The game drops operatives into a fractured multiverse where active matter, a substance that bends time and space, has warped everything it touches. Players are stuck in a time loop, always pulled back from death to the same point, and the only way out is to push deeper into quantum unstable zones where the substance concentrates. These zones are rich with loot but exist on borrowed time, collapsing with everything inside them if you don't extract first. The operatives belong to syndicates, organizations fighting for control over key sources of active matter as their path to breaking the loop. It's a setup that gives the extraction loop a reason to exist beyond just gear accumulation.

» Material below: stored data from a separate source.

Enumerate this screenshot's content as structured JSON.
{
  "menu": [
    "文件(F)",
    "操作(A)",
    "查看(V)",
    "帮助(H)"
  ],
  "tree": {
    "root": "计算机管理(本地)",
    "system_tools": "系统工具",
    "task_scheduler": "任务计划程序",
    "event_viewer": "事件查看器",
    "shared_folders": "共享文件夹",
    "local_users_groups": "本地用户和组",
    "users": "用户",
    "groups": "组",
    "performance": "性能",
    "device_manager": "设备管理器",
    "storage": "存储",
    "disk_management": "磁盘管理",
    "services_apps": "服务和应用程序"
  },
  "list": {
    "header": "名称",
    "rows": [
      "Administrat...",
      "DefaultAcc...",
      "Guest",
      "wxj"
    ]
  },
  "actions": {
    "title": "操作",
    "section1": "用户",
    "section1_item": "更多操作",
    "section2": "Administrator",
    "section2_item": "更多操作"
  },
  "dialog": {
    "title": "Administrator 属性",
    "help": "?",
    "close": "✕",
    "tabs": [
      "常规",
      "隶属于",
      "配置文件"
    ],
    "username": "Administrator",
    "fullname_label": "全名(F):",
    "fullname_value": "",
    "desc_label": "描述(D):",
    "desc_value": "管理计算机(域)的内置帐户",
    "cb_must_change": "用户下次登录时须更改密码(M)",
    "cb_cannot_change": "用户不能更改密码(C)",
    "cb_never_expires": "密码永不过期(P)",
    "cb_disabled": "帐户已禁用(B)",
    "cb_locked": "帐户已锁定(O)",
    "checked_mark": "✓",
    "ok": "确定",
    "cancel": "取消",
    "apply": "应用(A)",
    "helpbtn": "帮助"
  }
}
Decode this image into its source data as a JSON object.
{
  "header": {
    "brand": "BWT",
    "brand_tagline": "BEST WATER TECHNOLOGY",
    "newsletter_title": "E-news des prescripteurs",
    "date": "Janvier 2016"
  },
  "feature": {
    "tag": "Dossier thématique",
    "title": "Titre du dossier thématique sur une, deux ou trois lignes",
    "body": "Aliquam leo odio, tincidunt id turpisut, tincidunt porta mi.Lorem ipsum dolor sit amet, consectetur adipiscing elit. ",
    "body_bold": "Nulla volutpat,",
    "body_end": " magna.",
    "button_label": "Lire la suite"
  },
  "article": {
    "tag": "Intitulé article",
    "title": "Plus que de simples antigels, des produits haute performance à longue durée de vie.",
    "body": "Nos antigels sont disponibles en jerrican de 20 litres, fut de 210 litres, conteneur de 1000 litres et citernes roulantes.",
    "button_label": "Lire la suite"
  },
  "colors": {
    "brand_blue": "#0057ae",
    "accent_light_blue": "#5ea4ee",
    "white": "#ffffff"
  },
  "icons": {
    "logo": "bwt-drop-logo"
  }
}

The zones sit outside normal space and time, which gives Matter Team license to build locations that feel genuinely strange. The headline addition in Gigastructure is the structure itself: a colossal brutalist megastructure drawn from Soviet-era Eastern European architecture but grotesquely twisted by active matter exposure. The other new location, the Park, takes a different approach entirely. Situated between two settlements called Shchegolsky and Dogorsk, it blends overgrown nature with something alien, dominated by a massive greenhouse. The game recommends flamethrowers and incendiary grenades for anyone hoping to survive the approach, which tells you something about what's growing in there. Older maps include a huge island dotted with rusty Soviet industrial complexes and cryptic science labs that were among the first to study active matter. Environmental variety matters because each location carries its own tactical problems and anomalies.

In game screenshot
In game screenshot

The core of Active Matter is PvPvE extraction raids. Players go solo or in small squads into unstable zones, hunting active matter and other loot. You can harvest the substance by killing creatures transformed by it, take it from other players, or pick it up directly from active matter clusters scattered through the environment. The zones are populated by those creatures alongside operatives and survivors who lost their minds after exposure, but other players remain the most dangerous threat. Weapons and gear are rooted in real-world military technology despite their multiverse origins, and the game leans into realistic gunplay and tactics. The new Hired Ops mode adds dedicated PvP where syndicates fight over passive sources of active matter using whatever they can bring into battle or craft on site. Beyond the shooting, the active matter itself warps the environment in ways that affect gameplay directly: anomalies alter gravitational force and space topology, and encounters with eerie objects inspired by SCP fiction add an unpredictable layer to every raid.

In game screenshot
In game screenshot

The Gigastructure update's most significant change might be what happens when you die. Permadeath now means losing game progress, and Matter Team has signaled that after the official launch the punishment will go further, with death costing players their current game edition. That's a level of consequence that pushes the extraction format into genuinely uncomfortable territory, where every raid carries weight that goes beyond losing a loadout. The syndicate system gives players a reason to cooperate, with base expansion and arsenal upgrades tied to the resources you extract, but the permadeath stakes mean that cooperation isn't just helpful, it's protective.

In game screenshot
In game screenshot

Active Matter takes the extraction shooter template and layers real consequence over it. The multiverse framing justifies the loop, the Soviet brutalist environments give the zones a distinct visual identity, and the permadeath system asks players to treat every raid like it could be their last in a way that isn't metaphorical.